A 100-cell differential is notoriously inaccurate, never mind what a “band” is. A range can be estimated:
2 SD = 2 x SQRT((# cells x (100 – # cells)) / total cells counted)
Thus, a nine-cell band count in a 100-cell diff has a range of 3 to 15. Any copy of Clinical Diagnosis and Management by Laboratory Methods will have a table from 1960 based on a study of true variation for counts up to fifty percent. In this table, our band count has a range of 4 – 17. A savvy surgeon waiting for the band count to go over eleven percent might have taken the patient to the OR anyway.
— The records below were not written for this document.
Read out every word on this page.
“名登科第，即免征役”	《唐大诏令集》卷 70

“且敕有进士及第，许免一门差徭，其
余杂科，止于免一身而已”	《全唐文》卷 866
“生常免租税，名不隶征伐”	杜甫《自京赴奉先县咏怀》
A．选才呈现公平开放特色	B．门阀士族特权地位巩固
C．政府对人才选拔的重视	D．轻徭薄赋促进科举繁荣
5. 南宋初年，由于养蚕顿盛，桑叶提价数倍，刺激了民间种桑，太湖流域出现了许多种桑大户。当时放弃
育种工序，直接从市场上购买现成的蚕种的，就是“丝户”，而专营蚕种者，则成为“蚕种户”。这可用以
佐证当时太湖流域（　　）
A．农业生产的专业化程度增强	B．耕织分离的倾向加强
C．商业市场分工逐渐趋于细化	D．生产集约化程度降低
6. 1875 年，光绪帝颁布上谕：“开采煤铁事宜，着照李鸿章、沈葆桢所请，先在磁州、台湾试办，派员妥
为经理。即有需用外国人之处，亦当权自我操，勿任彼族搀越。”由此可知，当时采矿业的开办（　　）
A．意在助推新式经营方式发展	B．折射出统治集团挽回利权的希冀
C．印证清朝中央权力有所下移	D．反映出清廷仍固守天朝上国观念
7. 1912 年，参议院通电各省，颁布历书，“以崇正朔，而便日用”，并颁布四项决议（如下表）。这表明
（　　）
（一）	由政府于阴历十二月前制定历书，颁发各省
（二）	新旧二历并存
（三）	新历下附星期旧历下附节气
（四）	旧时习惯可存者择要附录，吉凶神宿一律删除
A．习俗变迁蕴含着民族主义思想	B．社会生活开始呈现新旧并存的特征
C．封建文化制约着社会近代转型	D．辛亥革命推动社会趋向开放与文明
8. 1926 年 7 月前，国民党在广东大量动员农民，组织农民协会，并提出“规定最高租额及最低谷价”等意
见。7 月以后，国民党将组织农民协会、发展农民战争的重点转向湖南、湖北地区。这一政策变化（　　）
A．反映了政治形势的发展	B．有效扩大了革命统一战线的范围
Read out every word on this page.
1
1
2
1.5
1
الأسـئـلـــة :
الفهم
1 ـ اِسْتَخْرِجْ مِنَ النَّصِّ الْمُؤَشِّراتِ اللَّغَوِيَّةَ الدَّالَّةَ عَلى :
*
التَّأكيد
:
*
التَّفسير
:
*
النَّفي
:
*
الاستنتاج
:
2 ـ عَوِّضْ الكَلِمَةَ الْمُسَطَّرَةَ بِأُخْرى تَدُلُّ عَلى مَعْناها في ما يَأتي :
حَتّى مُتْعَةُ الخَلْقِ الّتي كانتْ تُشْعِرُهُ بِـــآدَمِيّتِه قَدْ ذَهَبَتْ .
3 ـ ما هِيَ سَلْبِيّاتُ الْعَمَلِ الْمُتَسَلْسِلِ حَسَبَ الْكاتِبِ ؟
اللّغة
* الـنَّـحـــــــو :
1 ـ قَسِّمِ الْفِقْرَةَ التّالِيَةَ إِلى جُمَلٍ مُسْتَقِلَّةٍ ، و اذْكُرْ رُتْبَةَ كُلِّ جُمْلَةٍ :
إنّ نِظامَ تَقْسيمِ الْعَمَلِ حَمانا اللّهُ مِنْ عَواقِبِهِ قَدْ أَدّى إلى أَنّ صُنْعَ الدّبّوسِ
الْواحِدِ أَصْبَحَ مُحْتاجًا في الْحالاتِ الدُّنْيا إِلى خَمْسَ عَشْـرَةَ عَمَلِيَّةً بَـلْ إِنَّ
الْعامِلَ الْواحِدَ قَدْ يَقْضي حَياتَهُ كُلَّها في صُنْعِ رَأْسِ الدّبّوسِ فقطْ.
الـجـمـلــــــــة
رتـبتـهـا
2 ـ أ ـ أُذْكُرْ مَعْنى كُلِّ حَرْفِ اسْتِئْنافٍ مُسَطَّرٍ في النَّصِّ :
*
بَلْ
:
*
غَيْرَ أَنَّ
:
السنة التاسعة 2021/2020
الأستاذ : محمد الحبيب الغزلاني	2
It’s one reason some labs don’t report bands. But it also raises questions of accuracy. Other variables (hematocrit of the sample, wedge slide feathered edge, staining technique, humidity, human factors, etc.) suggest that these manual counts vary beyond statistics. Election polls are reported with a margin of error but not manual differentials. Hm.
Which brings me to white cell estimates. Since these do not simply count ratios but an absolute number, they can be significantly inaccurate. (Should we run a control with an estimate? I wonder.) Here’s our laboratory formula from a text on a shelf:
WBC Estimate = # cells in 10 fields (50x) where RBCs “slightly overlap” / 10 x 3
The College of American Pathologists recommends establishing an “estimation factor” comparing the number counted per field to an automated count, essentially calibrating a field of view (FOV). This still leaves a minor problem of standardizing the RBC field, which can be solved by counting RBCs on a radius, e.g. count 8 cells in a straight line from center to edge to estimate about 200 cells in the FOV.
So, I’m curious. How does your lab estimate WBC counts from peripheral smears?